Was meinst Du?

24. April 2013

Frauen arbeiten nicht nur anders als Männer, sie führen auch – effizienter. Beim Blick nach Nordamerika lassen sich Beispiele dafür finden und wissenschaftliche Beweise entdecken, dass Unternehmen, die diesen Umstand vernachlässigen, weniger erfolgreich sind.

Wer den Tweets von Padmasree Warrior folgt, dem wird verhältnismäßig oft das Wort „networking“ begegnen. Das mag damit zusammenhängen, dass sie als Chief Technology and Strategy Officer des Netzwerk-Spezialisten Cisco von Berufs wegen viel mit dem Thema zu tun hat. Wer genauer hinsieht, wird indes feststellen, dass der Begriff auch Kernbestandteil ihrer persönlichen Strategie ist. Einer Strategie, die sie als Einwanderin ohne Rückflugticket in die indische Heimat zu einer der gefragtesten Führungskräfte der USA gemacht hat – und das nicht irgendwo, sondern ausgerechnet in der männerdominierten IT-Branche.
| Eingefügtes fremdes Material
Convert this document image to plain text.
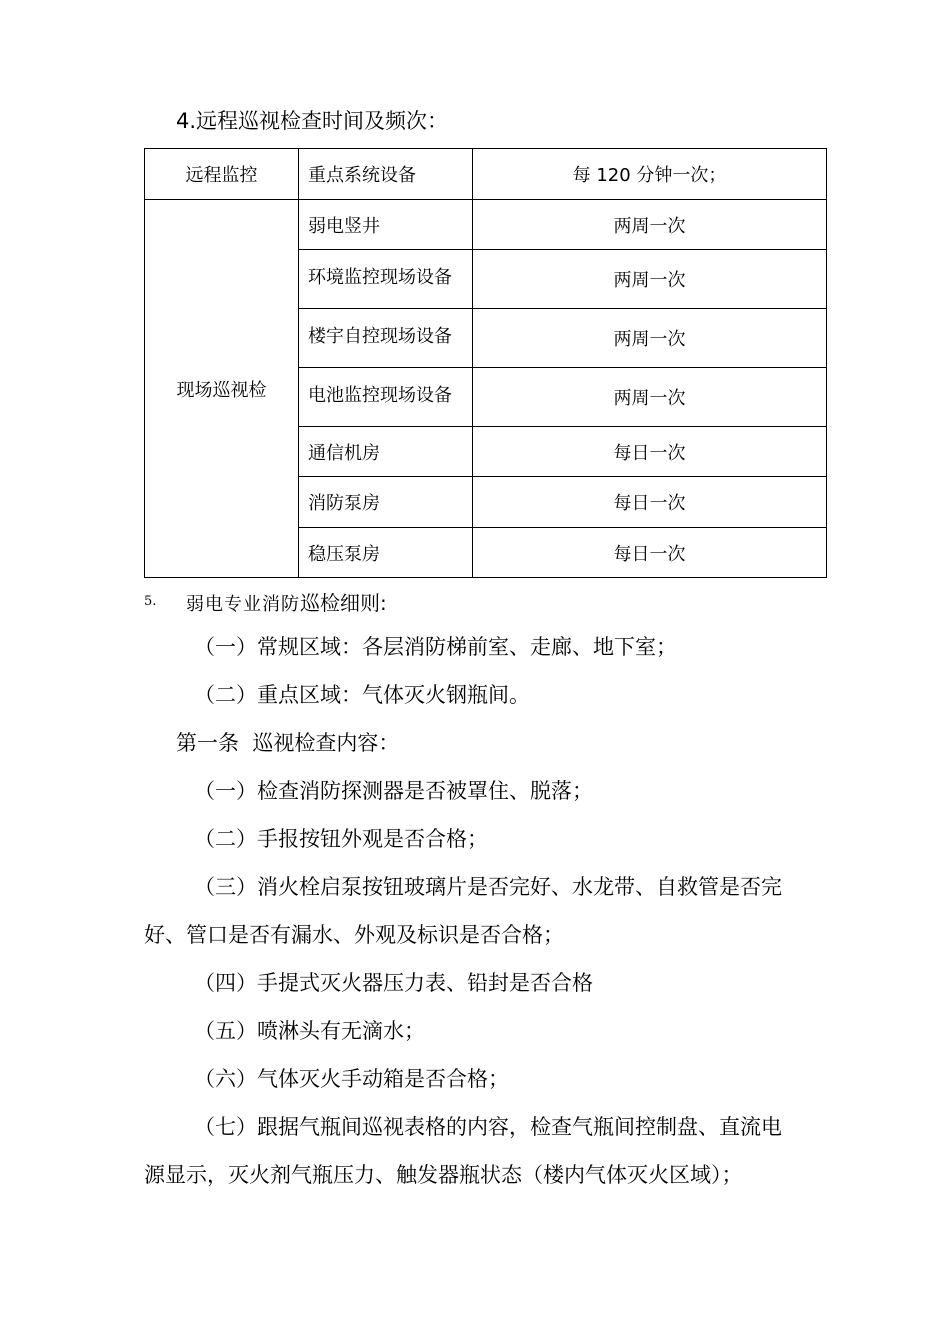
4.远程巡视检查时间及频次：
远程监控	重点系统设备	每 120 分钟一次；
现场巡视检	弱电竖井	两周一次
	环境监控现场设备	两周一次
	楼宇自控现场设备	两周一次
	电池监控现场设备	两周一次
	通信机房	每日一次
	消防泵房	每日一次
	稳压泵房	每日一次
5. 弱电专业消防巡检细则:
（一）常规区域：各层消防梯前室、走廊、地下室；
（二）重点区域：气体灭火钢瓶间。
第一条  巡视检查内容：
（一）检查消防探测器是否被罩住、脱落；
（二）手报按钮外观是否合格；
（三）消火栓启泵按钮玻璃片是否完好、水龙带、自救管是否完
好、管口是否有漏水、外观及标识是否合格；
（四）手提式灭火器压力表、铅封是否合格
（五）喷淋头有无滴水；
（六）气体灭火手动箱是否合格；
（七）跟据气瓶间巡视表格的内容，检查气瓶间控制盘、直流电
源显示，灭火剂气瓶压力、触发器瓶状态（楼内气体灭火区域）；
Die Frau, die inzwischen ihre Ambitionen auf den Chefsessel von Cisco angemeldet hat, twittert aber nicht nur zu Technik und Karriere. Ebenso oft finden sich zum Beispiel selbstverfasste Haikus, eine Gedichtform wie geschaffen für die Kürze des Formats. „Don’t you wish you could?; Bring the outside in with you; Blooms, hues and all. Spring.“ sandte sie kurz nach Frühlingsanfang auf den Weg in die telekommunikative Welt. So etwas liest man bei ihren männlichen Kollegen eher selten.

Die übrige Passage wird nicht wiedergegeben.